Former Mt. Gox partner CoinLab struck a deal with Mt. Gox bankruptcy trustee Nobuaki Kobayashi on Jan. 15.
The CoinLab arrangement enables creditors to claim up to 90% of the Bitcoin tied up in the defunct exchange’s bankruptcy, according to Bloomberg.
CoinLab to the rescue
Creditors who accept the deal will receive early payments rather than waiting for several court cases associated with the bankruptcy to conclude.
According to CoinLab, the agreement is not binding to creditors who reject it. If they reject it, they will have to wait until those cases are adjudicated, CoinLab says.
Mt. Gox was a Japanese cryptocurrency exchange and at one point, was the world’s biggest. Entrepreneurs Peter Vessness and Mike Koss established CoinLab in 2011 to help the exchange find investors in the United States.
A long, drawn-out journey
In 2014, the exchange abruptly closed as investigations revealed it had lost over 850,000 bitcoins belonging to its customers. Shortly after, it filed for bankruptcy, leaving those customers uncertain about whether they would be able to recover any of their bitcoins.
Mt. Gox attributed the loss to a series of breaches, which the exchange’s customers and the cryptocurrency community deemed suspicious.
Japanese authorities later charged the exchange’s former CEO, Mark Karpelès, with embezzlement. They accused him of accessing the exchange’s computer system to falsify data on its outstanding balance to cover up the hacks.

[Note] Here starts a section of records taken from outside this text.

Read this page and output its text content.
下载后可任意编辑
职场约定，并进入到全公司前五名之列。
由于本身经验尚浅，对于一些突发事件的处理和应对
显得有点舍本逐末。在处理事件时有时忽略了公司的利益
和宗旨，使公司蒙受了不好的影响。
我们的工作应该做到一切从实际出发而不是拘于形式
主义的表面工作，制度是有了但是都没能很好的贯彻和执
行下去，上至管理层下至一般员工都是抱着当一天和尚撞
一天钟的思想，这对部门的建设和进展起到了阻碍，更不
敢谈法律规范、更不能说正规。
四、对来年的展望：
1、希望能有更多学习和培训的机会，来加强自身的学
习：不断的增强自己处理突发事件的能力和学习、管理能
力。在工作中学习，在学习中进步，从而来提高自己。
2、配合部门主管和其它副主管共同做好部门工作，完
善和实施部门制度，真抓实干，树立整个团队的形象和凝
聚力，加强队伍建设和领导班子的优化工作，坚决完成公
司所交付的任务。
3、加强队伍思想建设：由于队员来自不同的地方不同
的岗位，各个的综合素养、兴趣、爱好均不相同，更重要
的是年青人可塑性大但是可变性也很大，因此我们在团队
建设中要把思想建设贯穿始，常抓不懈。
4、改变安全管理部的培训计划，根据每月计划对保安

In the six years since the exchange’s closure, Japanese authorities recovered much of the missing bitcoins with the help of several cryptocurrency analytics firms.
None of those bitcoins found their way to Mt. Gox customers, owing to the numerous investigations and court cases that took place.
The Mt. Gox millionaires
The CoinLab agreement brings hope of an end for Mt. Gox customers. For some, the recovery will bring the windfall of a lifetime.
On the day Mt. Gox filed for bankruptcy, bitcoin was trading at $489. That puts the lost bitcoins’ value at just over $415 million.
Bitcoin skyrocketed to over $37,000 following a bout of institutional investment in 2020. The value of the lost (now recovered) bitcoins is now $31.5 billion.
Many of those former Mt. Gox customers became nominal millionaires over the six years their bitcoins have been held in custody.
Although many in the community are pleased the infamous exchange will finally be made to compensate its former customers, they worry that the compensation could trigger a huge sell-off caused by the customers whose lives might change.